Lloyd wrote to her in September 2020 to apologise, blaming the pandemic for his failure to finish the job and warning he would file for bankruptcy if she pursued a claim against him.

Ms Mileham and partner Asher Paniri – who she met when he volunteered to help with repairs – exposed Muir as a cowboy on Facebook.

He retaliated by leaving voicemails threatening to ‘smash down’ Ms Mileham’s house, and told Asher he would stab him.

Muir – who has 67 previous convictions – was convicted of harassing Vicki and Asher in October 2020 when he also admitted possessing an offensive weapon and battering his former partner.

He was jailed for 12 months in January last year.

By last summer he was back on the streets and Great Yarmouth Magistrates’ Court heard earlier this month that his crime spree continued under the guise of ‘The Cladding and Roofing Company’.

Muir, from Yarmouth, admitted conning six customers – including Ms Mileham – out of £48,300 by failing to complete work, and pleaded guilty to seven fraud charges.

Besides Ms Mileham’s extension, Muir had charged another customer VAT despite not being registered.

A wonky wall on the extension build at Vicki Mileham’s home in Great Yarmouth

Demolished: Just the footings are left of Vicki Mileham’s botched extension after a building inspector advised it should be torn down

And Trading as The Cladding and Roofing Company he took money for two jobs that never started.

Lloyd, from Gorleston, Norfolk, pleaded guilty last month to knowingly or recklessly engaging in a commercial practice that contravened professional diligence.

In a prosecution brought by Norfolk Trading Standards, Great Yarmouth Magistrates’ Court heard he pocketed £67,300 of Ms Mileham’s cash but completed work worth only £5,000, with another £2,000 spent on kitchen units.

Both Muir and Lloyd are due to be sentenced at Norwich Crown Court on a date to be fixed.

The pair face a Proceeds of Crime Act hearing and could be jailed for their crimes.

Ms Mileham is now pinning her hopes on the hearing to claw back her lost cash.

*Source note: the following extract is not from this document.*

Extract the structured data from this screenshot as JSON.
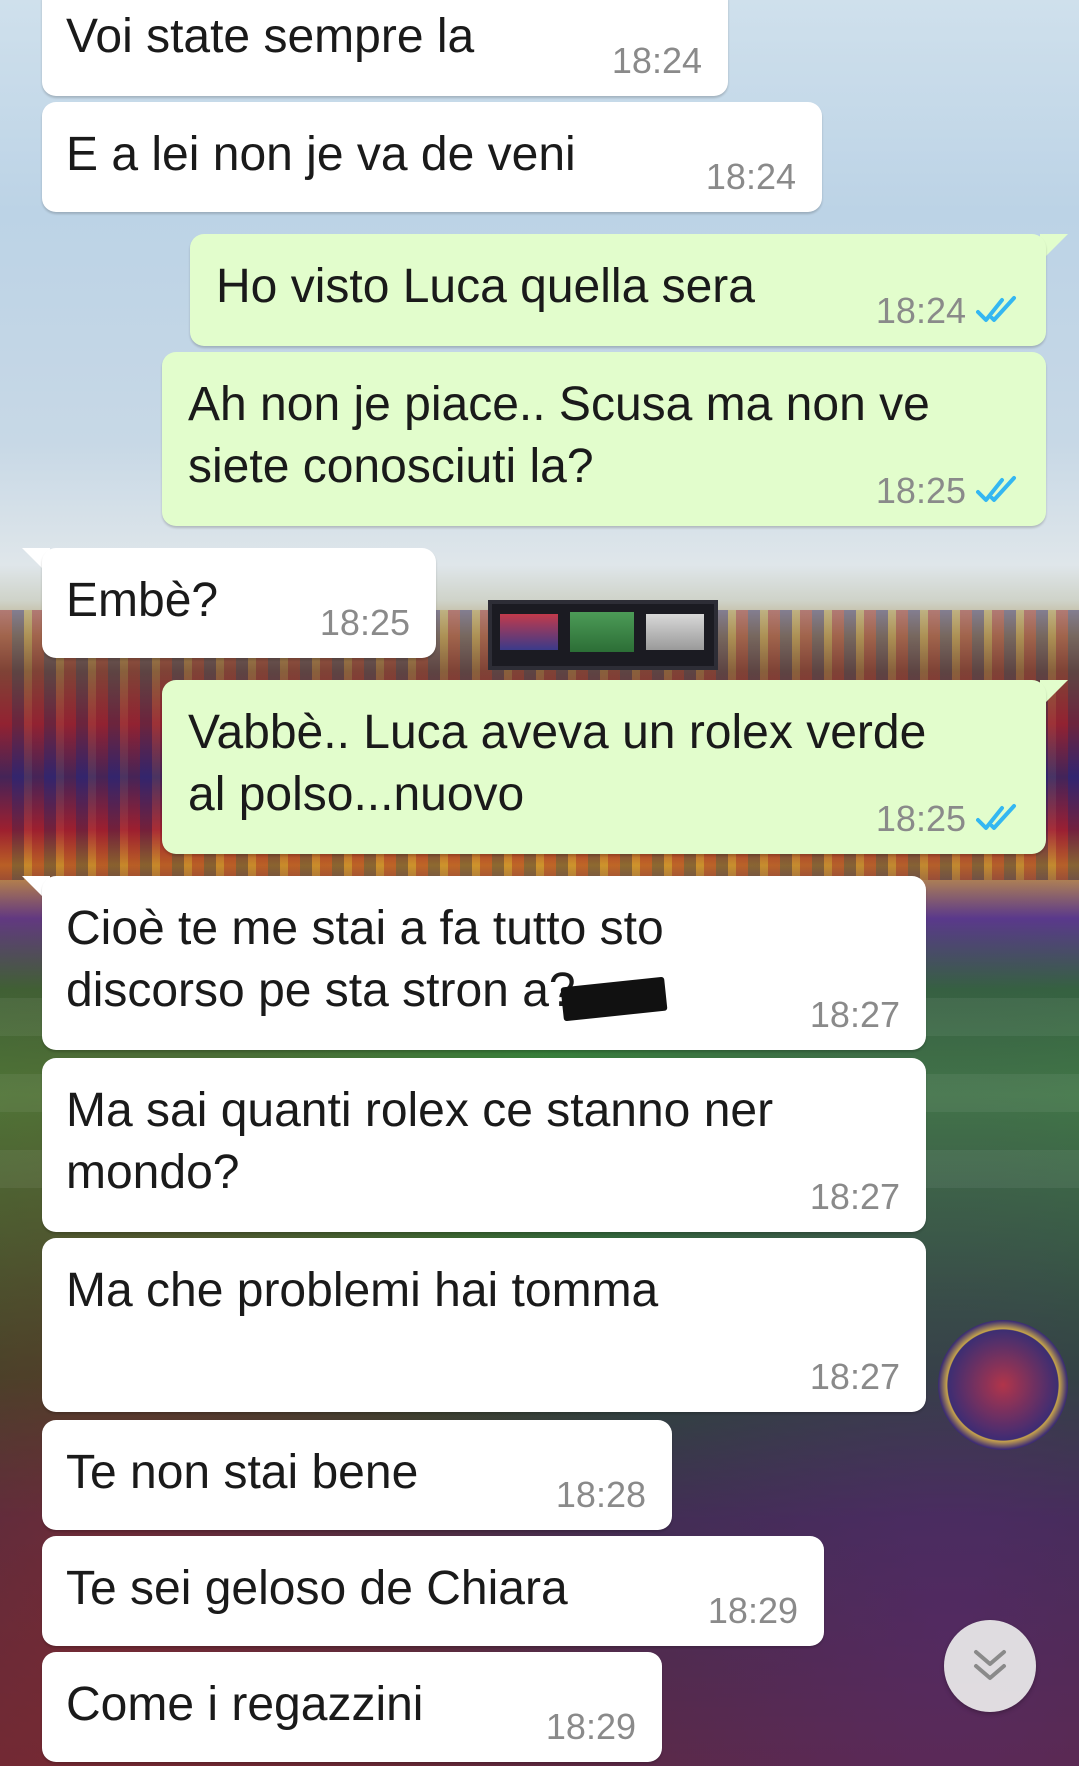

The mother-of-two said: ‘I sold practically everything I owned and I’m working six-day weeks to keep a roof over our heads.

‘Two years down the line, I’ve been left trying to cover two mortgages.

‘Seeing Muir and Lloyd convicted feels like a bit of a win but it doesn’t change anything in a practical sense. They need to do the decent thing and pay me back.’

Ms Mileham estimates it will take her another three years to remedy their shoddy workmanship.

‘I’ve finally managed to get the outside of the extension rebuilt, but the inside is far from done,’ she said.

‘We’ve had to go backwards because of all the damage they did to the existing house – all the ceilings upstairs needed replacing. My hall, stairs, landing and living room all need replastering and reflooring.

‘I’ve only managed to get half the kitchen and half the bathroom done – at the moment it’s stop-start, as and when I can afford it.

‘Personally I would rather Muir and Lloyd remained free so they could earn money to pay me.’